Beaucoup de Guinéens et d’autres Noirs qui avaient été capturés, certains aussi échangés contre des marchandises non prohibées ou achetées sous quelque autre contrat de vente régulier, furent envoyés dans les dits Royaumes “.

JPEG - 18.1 ko
Africaine emmenée en esclavage marquée au fer rouge

L’église catholique, accoudée à ses anciens coalisés de la période esclavagiste tente d’allumer des contre-feux médiatiques visant à faire pièce au puissant vent d’exigences de reconnaissance et de réparations qui a agité comme une lame de fond la Conférence Contre le Racisme de Durban en septembre 2001. La diversion toute trouvée a été la piteuse mise en scène en 2003 de prélats catholiques africains, qui plaidaient une responsabilité africaine dans la Traite négrière. Cette sortie inconséquente donnant volontairement ou non à s’absoudre aux associations négrières avérées : Lumières, Royautés, Industriels et Eglises. Il s’agit de rendre à l’Eglise catholique l’entièreté de l’empreinte déposée de son ensauvagement – incivilisation – négrier.

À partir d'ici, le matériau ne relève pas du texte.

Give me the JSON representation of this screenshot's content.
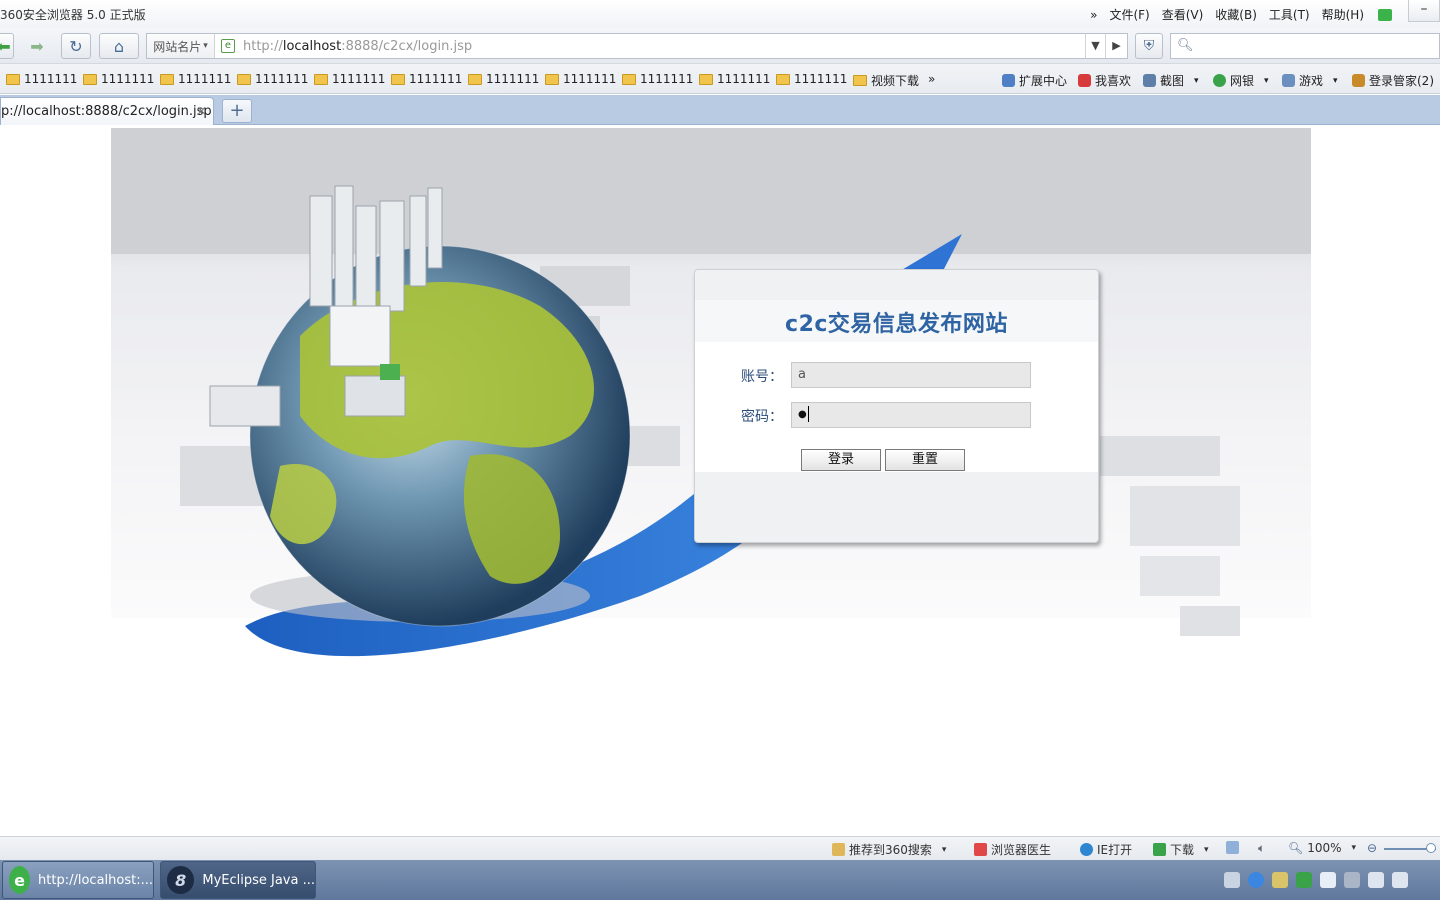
{
  "window": {
    "title": "360安全浏览器 5.0 正式版",
    "menus": [
      "文件(F)",
      "查看(V)",
      "收藏(B)",
      "工具(T)",
      "帮助(H)"
    ],
    "minimize": "–"
  },
  "nav": {
    "sites_label": "网站名片",
    "url_prefix": "http://",
    "url_host": "localhost",
    "url_rest": ":8888/c2cx/login.jsp",
    "search_placeholder": ""
  },
  "bookmarks": {
    "items": [
      "1111111",
      "1111111",
      "1111111",
      "1111111",
      "1111111",
      "1111111",
      "1111111",
      "1111111",
      "1111111",
      "1111111",
      "1111111",
      "视频下载"
    ],
    "more": "»",
    "right": [
      "扩展中心",
      "我喜欢",
      "截图",
      "网银",
      "游戏",
      "登录管家(2)"
    ]
  },
  "tabs": {
    "active_label": "p://localhost:8888/c2cx/login.jsp",
    "close": "×",
    "new_tab": "+"
  },
  "login": {
    "title": "c2c交易信息发布网站",
    "account_label": "账号：",
    "account_value": "a",
    "password_label": "密码：",
    "password_value": "●",
    "login_button": "登录",
    "reset_button": "重置"
  },
  "status": {
    "recommend": "推荐到360搜索",
    "doctor": "浏览器医生",
    "ie_open": "IE打开",
    "download": "下载",
    "zoom": "100%"
  },
  "taskbar": {
    "task1": "http://localhost:...",
    "task2": "MyEclipse Java ..."
  },
  "colors": {
    "accent": "#2f64a4",
    "tabbar": "#b9cbe2",
    "taskbar": "#6b84a8"
  }
}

Il est important de saisir la traite négrière comme une énorme entreprise de pratiquement cinq siècles de barbarie pendant lesquels l’alliance criminelle et afrocide des puissants d’Europe a fonctionné comme un broyeur d’humanités. Prélats, aristocrates, industriels, savants se sont mutuellement soutenus et influencés pour fabriquer une an-Afrique à leur image : le lieu spécialisé d’une déportation sanglante de millions d’Africains esclavisés.

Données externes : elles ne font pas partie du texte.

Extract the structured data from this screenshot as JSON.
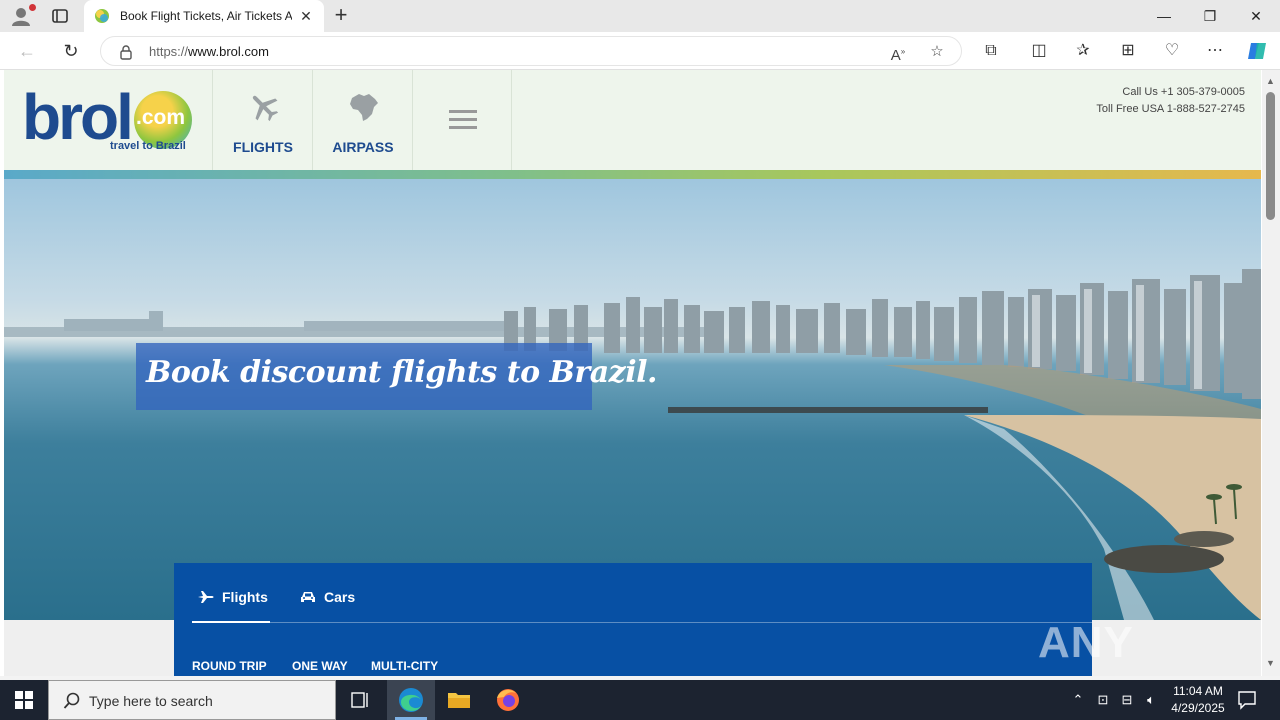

L’autorité morale de l’Eglise dans la société européenne était incontournable pour toute activité d’ampleur, elle régissait le quotidien, le spirituel, imbriquée au pouvoir qu’elle renforçait et à qui elle en imposait. La puissance d’évocation de la chrétienté, les territoires dominés par la religion et l’ordre chrétien relevaient de la diligence des hautes cimes de la société européenne.

Ainsi l’Eglise catholique a t-elle joué sur un triple registre négrier, en co-produisant une idéologie de légitimation de la Traite et de l’Esclavage des Africains et de leurs descendants ; en s’impliquant directement dans la partage des prédations négrières ; enfin en étant bénéficiaire économique et confessionnel de la Traite négrière.

D’un point de vue idéologique, l’Eglise a popularisé la légende de la descendance de Cham, fils maudit de Noé dans la Bible, condamné à n’être à jamais que l’esclave de l’esclave de ses frères, identifiant les Africains aux descendants de Cham…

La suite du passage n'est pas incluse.